Estimating extinction using unsupervised machine learning

Dust extinction is the most robust tracer of the gas distribution in the interstellar medium, but measuring extinction is limited by the systematic uncertainties involved in estimating the intrinsic colors to background stars. In this paper we present a new technique, Pnicer, that estimates intrinsic colors and extinction for individual stars using unsupervised machine learning algorithms. This new method aims to be free from any priors with respect to the column density and intrinsic color distribution. It is applicable to any combination of parameters and works in arbitrary numbers of dimensions. Furthermore, it is not restricted to color space. Extinction toward single sources is determined by fitting Gaussian mixture models along the extinction vector to (extinction-free) control field observations. In this way it becomes possible to describe the extinction for observed sources with probability densities, rather than a single value.
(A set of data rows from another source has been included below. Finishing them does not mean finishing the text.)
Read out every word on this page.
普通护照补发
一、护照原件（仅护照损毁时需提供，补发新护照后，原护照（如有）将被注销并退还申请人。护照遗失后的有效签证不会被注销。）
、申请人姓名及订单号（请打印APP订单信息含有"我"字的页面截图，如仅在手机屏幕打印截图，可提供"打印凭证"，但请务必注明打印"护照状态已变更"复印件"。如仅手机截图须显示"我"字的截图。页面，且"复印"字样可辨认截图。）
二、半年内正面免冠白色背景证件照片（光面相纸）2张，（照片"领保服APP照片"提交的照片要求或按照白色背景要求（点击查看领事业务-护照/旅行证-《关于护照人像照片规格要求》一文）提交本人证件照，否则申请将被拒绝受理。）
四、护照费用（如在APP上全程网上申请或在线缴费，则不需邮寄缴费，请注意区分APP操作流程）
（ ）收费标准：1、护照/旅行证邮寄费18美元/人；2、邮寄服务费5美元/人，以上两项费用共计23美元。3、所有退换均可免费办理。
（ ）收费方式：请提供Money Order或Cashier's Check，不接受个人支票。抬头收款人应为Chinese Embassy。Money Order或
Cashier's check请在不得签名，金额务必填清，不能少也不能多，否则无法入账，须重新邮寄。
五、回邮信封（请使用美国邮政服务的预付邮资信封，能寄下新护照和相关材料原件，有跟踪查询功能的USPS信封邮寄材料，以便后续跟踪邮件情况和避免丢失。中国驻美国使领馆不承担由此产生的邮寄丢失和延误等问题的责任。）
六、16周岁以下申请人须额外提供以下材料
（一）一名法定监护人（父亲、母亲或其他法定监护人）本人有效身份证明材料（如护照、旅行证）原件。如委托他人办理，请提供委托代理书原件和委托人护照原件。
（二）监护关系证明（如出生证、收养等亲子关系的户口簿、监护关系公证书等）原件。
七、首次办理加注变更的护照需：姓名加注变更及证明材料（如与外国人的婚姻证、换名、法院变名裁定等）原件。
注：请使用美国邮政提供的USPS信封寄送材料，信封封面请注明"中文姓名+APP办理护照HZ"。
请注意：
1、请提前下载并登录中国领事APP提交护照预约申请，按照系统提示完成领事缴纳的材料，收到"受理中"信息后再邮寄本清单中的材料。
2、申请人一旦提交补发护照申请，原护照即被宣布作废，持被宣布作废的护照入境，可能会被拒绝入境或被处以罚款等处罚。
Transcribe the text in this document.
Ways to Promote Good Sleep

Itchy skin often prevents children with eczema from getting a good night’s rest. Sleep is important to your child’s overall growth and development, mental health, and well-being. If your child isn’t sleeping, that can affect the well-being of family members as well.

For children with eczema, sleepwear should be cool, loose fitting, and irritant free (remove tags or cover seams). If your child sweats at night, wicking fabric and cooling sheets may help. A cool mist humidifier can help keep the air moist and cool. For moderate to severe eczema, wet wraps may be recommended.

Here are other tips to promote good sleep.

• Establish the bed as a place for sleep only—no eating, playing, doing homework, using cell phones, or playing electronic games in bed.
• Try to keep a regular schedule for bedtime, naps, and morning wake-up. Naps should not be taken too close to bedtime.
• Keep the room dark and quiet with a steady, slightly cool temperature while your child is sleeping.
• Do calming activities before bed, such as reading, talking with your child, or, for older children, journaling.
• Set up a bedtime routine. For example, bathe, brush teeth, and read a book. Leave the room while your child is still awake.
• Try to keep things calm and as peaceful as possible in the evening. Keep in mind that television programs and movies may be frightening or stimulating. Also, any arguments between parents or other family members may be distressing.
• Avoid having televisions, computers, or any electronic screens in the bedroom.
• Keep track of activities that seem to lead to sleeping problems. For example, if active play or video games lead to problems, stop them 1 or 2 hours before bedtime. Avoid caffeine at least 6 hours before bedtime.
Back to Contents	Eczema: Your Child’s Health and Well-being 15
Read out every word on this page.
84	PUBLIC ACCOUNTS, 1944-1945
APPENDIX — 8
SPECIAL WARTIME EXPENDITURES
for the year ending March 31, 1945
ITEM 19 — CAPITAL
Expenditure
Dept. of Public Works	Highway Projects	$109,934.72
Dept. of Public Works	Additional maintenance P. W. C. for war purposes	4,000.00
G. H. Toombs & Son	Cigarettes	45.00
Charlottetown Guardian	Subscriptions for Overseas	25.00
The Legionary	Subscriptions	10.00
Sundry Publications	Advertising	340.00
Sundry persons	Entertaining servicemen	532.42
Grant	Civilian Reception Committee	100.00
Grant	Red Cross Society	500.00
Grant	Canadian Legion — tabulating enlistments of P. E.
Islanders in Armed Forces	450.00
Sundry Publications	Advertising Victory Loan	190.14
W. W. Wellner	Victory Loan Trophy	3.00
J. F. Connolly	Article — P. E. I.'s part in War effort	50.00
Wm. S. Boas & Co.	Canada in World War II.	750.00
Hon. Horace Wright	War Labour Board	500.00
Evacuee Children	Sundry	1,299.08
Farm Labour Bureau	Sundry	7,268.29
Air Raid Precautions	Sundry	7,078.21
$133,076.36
Pnicer effectively eliminates known biases found in similar methods and outperforms them in cases of deep observational data where the number of background galaxies is significant, or when a large number of parameters is used to break degeneracies in the intrinsic color distributions. This new method remains computationally competitive, making it possible to correctly de-redden millions of sources within a matter of seconds. With the ever-increasing number of large-scale high-sensitivity imaging surveys, Pnicer offers a fast and reliable way to efficiently calculate extinction for arbitrary parameter combinations without prior information on source characteristics. The Pnicer software package also offers access to the well-established Nicer technique in a simple unified interface and is capable of building extinction maps including the Nicest correction for cloud substructure. Pnicer is offered to the community as an open-source software solution and is entirely written in Python.